Endovascular Today: Outside of any training or experience required in some of the studies versus EVA-3S, what other factors would account for the differences between the CAS and CEA arms?

Dr. Gray: There was initially a nonmandated use of embolic protection, so of the first 80 patients, only a portion received embolic protection. The Data and Safety Monitoring Board got together after analyzing the data and, realizing that the outcomes for nonembolic protected patients were poor, mandated embolic protection, but not before there were four or five events related to nonprotected procedures (highly unusual in itself), which raised the overall rate of complications in the stent arm. Second, there was no standard equipment use mandated in the EVA-3S study; there were seven embolic protection devices and five different stents listed in the manuscript. That amount of variation in equipment in a population of operators with limited experience probably led to some complications. Lastly, the overall number of randomized cases performed per site per year was 1.7 in EVA-3S. The poor rate of enrollment per site speaks to the issue of low-volume operators, who probably have poorer outcomes in general, especially when initially poorly trained.

Endovascular Today: The conclusion of SPACE was that CAS failed to demonstrate noninferiority to CEA. Many people might read that to mean that it demonstrated inferiority. What in fact happened in the study?

Dr. Gray: The trial did not enroll enough patients to demonstrate noninferiority. Just because something is not noninferior does not mean it is superior or inferior. It means that it has not been proven to be noninferior, but that doesn't mean that it cannot be.

Endovascular Today: Why was it unable to enroll enough patients?

Dr. Gray: There was an interval analysis performed that was prespecified in the SPACE trial that occurred at 1,200 patients, which was meant to look at safety and outcomes. The Data and Safety Monitoring Board decided that, at the current rate of complications and the current difference between the two arms, more than double the number already enrolled would be needed. The null hypothesis that needed to be rejected was that CAS is not noninferior to CEA, that that there is actually some difference between the two therapies. At 1,200 patients, they found that they would need another 2,500 patients for a total of approximately 3,500. At that point, the trial sponsors withdrew support. So, after they decided to pull the plug on the trial, which may have made sense from an economic standpoint, we are unfortunately left with these results. If you look at the results, with almost 600 patients in each arm, there was a nonstatistically significant difference of four events in 30 days: 37 in the surgery arm and 41 in the stent arm. It is also important to note that in SPACE, there was no mandate for embolic protection, and only 27% of patients actually received embolic protection. Despite of some of these issues, I do not view SPACE as a negative trial for CAS. Stenting actually had very comparable outcomes to CEA even without the standard use of embolic protection.

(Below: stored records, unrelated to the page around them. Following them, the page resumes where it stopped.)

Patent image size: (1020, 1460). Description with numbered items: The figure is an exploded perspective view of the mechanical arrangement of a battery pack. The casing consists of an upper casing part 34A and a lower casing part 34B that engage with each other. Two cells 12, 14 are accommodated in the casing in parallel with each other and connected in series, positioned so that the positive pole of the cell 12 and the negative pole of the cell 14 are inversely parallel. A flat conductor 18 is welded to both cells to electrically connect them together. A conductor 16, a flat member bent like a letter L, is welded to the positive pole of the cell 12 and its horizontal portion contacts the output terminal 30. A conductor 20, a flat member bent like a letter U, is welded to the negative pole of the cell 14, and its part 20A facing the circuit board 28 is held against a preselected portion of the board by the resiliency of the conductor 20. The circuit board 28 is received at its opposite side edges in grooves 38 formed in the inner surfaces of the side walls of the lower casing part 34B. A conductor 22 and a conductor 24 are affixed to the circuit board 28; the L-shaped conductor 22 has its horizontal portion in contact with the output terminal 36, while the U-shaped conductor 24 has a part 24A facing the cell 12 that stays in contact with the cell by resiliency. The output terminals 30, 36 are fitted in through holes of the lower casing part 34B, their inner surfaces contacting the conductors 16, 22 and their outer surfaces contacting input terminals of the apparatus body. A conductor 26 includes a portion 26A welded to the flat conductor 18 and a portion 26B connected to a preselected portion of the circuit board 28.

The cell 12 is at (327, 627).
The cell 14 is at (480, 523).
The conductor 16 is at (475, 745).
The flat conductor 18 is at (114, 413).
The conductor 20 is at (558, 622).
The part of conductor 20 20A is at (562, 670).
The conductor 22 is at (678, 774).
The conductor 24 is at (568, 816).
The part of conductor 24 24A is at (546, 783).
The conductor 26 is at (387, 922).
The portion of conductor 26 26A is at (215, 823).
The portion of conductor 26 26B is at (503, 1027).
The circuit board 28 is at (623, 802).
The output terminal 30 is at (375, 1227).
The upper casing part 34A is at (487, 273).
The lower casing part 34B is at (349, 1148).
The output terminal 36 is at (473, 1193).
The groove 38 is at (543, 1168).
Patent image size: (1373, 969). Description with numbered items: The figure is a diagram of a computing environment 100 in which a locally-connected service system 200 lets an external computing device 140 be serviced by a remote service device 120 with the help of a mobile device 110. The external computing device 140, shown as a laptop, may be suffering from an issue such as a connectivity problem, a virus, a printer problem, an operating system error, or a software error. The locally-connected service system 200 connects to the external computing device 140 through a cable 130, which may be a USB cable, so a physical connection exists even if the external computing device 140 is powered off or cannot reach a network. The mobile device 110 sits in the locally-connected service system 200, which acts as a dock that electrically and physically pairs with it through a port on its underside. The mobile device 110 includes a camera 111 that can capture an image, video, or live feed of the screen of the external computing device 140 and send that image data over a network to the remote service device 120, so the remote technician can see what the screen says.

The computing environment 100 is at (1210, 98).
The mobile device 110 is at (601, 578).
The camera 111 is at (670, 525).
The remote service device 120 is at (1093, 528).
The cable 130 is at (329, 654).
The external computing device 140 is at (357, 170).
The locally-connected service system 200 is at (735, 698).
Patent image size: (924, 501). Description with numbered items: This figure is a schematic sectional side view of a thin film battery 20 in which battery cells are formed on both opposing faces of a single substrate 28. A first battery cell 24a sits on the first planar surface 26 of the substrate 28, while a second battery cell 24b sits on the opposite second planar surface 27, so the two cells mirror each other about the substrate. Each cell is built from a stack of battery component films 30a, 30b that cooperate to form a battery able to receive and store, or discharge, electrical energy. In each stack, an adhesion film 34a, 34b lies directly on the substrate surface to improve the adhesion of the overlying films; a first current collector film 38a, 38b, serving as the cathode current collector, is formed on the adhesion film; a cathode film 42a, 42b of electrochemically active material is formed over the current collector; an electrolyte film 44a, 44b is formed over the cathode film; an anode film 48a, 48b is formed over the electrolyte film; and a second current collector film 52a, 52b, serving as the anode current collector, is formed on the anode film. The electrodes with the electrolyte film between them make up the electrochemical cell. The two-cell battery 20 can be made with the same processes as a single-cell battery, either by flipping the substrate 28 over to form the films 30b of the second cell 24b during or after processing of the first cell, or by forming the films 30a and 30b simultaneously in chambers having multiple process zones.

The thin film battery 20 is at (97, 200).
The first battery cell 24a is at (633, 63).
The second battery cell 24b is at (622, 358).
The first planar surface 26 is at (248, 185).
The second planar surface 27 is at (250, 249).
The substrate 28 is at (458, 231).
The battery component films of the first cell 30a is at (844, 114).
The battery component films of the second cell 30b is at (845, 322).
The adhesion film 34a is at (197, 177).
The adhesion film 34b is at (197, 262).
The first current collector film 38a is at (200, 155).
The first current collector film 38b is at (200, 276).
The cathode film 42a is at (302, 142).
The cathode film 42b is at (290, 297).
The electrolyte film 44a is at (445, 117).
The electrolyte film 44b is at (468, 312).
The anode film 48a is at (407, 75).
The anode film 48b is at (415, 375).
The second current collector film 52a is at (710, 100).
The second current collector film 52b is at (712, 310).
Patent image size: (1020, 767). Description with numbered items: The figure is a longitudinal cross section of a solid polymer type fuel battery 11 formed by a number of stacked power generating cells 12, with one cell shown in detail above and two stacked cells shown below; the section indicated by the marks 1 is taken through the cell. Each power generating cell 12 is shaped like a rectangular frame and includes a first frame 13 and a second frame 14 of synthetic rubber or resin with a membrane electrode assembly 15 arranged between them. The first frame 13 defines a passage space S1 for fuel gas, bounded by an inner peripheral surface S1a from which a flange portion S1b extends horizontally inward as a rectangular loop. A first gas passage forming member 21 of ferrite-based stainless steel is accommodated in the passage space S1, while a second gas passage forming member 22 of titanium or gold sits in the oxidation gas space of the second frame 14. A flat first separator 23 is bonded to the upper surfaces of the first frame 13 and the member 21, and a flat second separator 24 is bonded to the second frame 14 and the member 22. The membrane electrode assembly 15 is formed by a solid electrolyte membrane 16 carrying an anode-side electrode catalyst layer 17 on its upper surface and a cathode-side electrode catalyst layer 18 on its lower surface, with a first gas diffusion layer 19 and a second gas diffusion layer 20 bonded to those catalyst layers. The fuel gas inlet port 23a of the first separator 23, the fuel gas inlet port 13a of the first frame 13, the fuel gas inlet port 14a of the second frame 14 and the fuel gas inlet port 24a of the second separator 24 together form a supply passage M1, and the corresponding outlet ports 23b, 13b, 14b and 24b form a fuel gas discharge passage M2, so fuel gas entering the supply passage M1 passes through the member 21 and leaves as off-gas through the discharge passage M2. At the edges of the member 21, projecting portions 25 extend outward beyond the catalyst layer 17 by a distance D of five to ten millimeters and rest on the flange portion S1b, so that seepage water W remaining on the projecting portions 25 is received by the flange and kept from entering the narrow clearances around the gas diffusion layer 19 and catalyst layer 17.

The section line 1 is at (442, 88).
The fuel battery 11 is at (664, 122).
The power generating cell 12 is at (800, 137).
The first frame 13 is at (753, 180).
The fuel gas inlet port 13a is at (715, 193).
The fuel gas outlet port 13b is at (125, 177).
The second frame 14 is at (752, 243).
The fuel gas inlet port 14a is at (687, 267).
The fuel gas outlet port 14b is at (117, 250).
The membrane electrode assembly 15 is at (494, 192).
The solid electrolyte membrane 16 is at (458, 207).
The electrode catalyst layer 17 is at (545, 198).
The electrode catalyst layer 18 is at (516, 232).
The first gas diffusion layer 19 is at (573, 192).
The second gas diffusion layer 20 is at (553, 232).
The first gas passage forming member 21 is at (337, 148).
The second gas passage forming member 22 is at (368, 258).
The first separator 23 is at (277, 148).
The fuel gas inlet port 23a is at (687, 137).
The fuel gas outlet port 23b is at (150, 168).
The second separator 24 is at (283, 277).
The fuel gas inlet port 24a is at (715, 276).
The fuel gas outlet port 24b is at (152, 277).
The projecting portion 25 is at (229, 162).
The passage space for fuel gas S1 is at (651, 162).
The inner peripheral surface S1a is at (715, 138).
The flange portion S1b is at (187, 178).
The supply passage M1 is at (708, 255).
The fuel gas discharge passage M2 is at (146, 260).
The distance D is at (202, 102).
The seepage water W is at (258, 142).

Endovascular Today: Do you believe that the treatment of patients in the US will change as a result of these studies?

Dr. Gray: Honestly, if we thought that SPACE or EVA-3S were representative of outcomes in CAS, then we would have to stop trials like CREST, or at least the symptomatic arm of CREST; it would be unethical to continue to randomize patients if we believed that there was a difference between the therapies. However, I think the conduct, execution, and design of EVA-3S was so poor that it makes it difficult to analyze the results in a meaningful way, so we continue to randomize patients with normal surgical risks in the US in hopes of answering these important questions. SPACE and EVA-3S clearly did not give us the definitive answers.